Her work urge us to renegotiate mixed media art as being part of a reactive or – at times – autistic medium, commenting on oppressing themes in our contemporary society. With the use of appropriated materials which are borrowed from a day-to-day context, she often creates several practically identical works, upon which thoughts that have apparently just been developed are manifested: notes are made and then crossed out again, ‘mistakes’ are repeated.
Her works isolate the movements of humans and/or objects. By doing so, new sequences are created which reveal an inseparable relationship between motion and sound. By creating situations and breaking the passivity of the spectator, she presents everyday objects as well as references to texts, painting and architecture. Pompous writings and Utopian constructivist designs are juxtaposed with trivial objects. Categories are subtly reversed.
She creates situations in which everyday objects are altered or detached from their natural function. By applying specific combinations and certain manipulations, different functions and/or contexts are created. By using an ever-growing archive of found documents to create autonomous artworks, she makes work that generates diverse meanings. Associations and meanings collide. Space becomes time and language becomes image.
Her works question the conditions of appearance of an image in the context of contemporary visual culture in which images, representations and ideas normally function. By demonstrating the omnipresent lingering of a ‘corporate world’, she tries to grasp language. Transformed into art, language becomes an ornament. At that moment, lots of ambiguities and indistinctnesses, which are inherent to the phenomenon, come to the surface.
Her works focus on the inability of communication which is used to visualise reality, the attempt of dialogue, the dissonance between form and content and the dysfunctions of language. In short, the lack of clear references are key elements in the work. With Plato’s allegory of the cave in mind, she tries to increase the dynamic between audience and author by objectifying emotions and investigating the duality that develops through different interpretations.

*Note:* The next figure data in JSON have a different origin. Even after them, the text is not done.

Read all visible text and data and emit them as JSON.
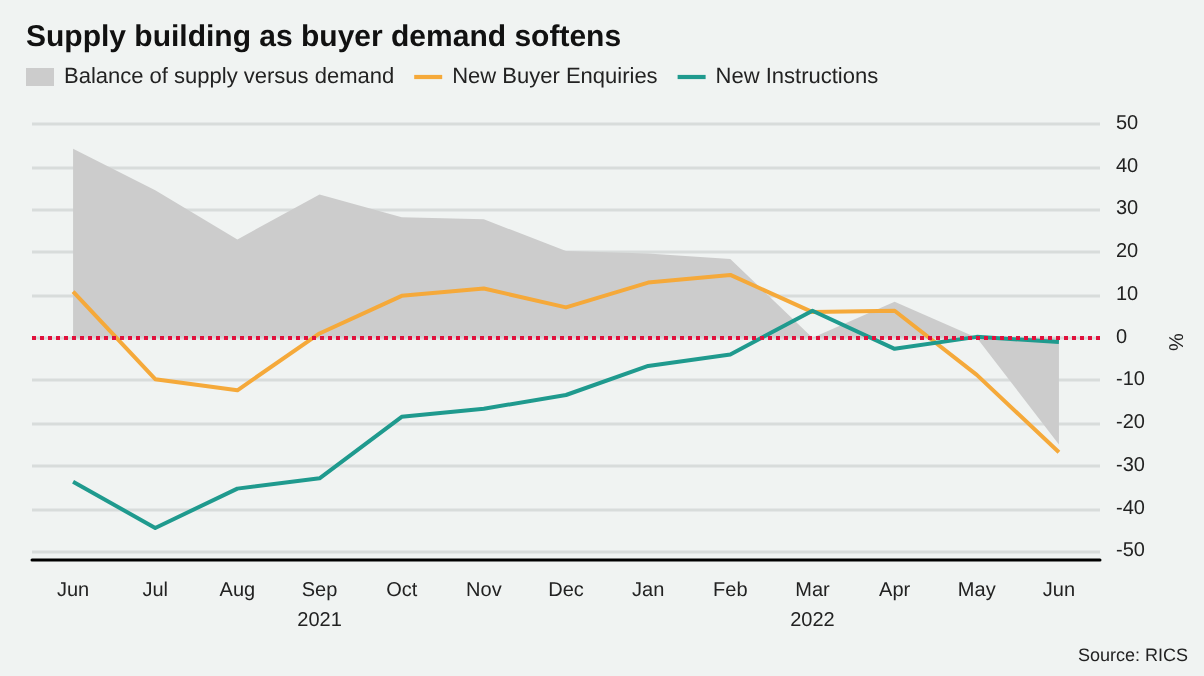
{
  "chart_data": {
    "type": "line",
    "title": "Supply building as buyer demand softens",
    "ylabel": "%",
    "categories": [
      "Jun",
      "Jul",
      "Aug",
      "Sep\n2021",
      "Oct",
      "Nov",
      "Dec",
      "Jan",
      "Feb",
      "Mar\n2022",
      "Apr",
      "May",
      "Jun"
    ],
    "series": [
      {
        "name": "Balance of supply versus demand",
        "type": "area",
        "color": "#cccccc",
        "values": [
          44.2,
          34.5,
          23,
          33.5,
          28.2,
          27.7,
          20.3,
          19.7,
          18.4,
          0,
          8.4,
          0,
          -25
        ]
      },
      {
        "name": "New Buyer Enquiries",
        "color": "#f5a93a",
        "values": [
          10.8,
          -9.7,
          -12.3,
          1,
          9.8,
          11.5,
          7.1,
          12.9,
          14.7,
          6,
          6.3,
          -8.7,
          -26.8
        ]
      },
      {
        "name": "New Instructions",
        "color": "#1f9a8e",
        "values": [
          -33.7,
          -44.5,
          -35.3,
          -32.9,
          -18.5,
          -16.6,
          -13.4,
          -6.6,
          -3.9,
          6.3,
          -2.6,
          0.2,
          -1
        ]
      }
    ],
    "ylim": [
      -52,
      50
    ],
    "yticks": [
      -50,
      -40,
      -30,
      -20,
      -10,
      0,
      10,
      20,
      30,
      40,
      50
    ],
    "grid": "y",
    "legend": "top left",
    "marker": "none",
    "line_style": "solid",
    "ref_lines": [
      {
        "axis": "y",
        "value": 0,
        "color": "#e0103c",
        "line_style": "dotted"
      }
    ],
    "annotations": [
      "Source: RICS"
    ]
  }
}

Her works are on the one hand touchingly beautiful, on the other hand painfully attractive. Again and again, the artist leaves us orphaned with a mix of conflicting feelings and thoughts. By choosing mainly formal solutions, she tries to develop forms that do not follow logical criteria, but are based only on subjective associations and formal parallels, which incite the viewer to make new personal associations.
Her works are a drawn reflection upon the art of mixed media art itself: thoroughly self-referential, yet no less aesthetically pleasing, and therefore deeply inscribed in the history of modernism – made present most palpably in the artist’s exploration of some of the most hallowed of modernist paradigms. By studying sign processes, signification and communication, she makes work that deals with the documentation of events and the question of how they can be presented. The work tries to express this with the help of physics and technology, but not by telling a story or creating a metaphor.
Her works are an investigation into representations of (seemingly) concrete ages and situations as well as depictions and ideas that can only be realized in mixed media art. Lola Druilhe currently lives and works in Paris.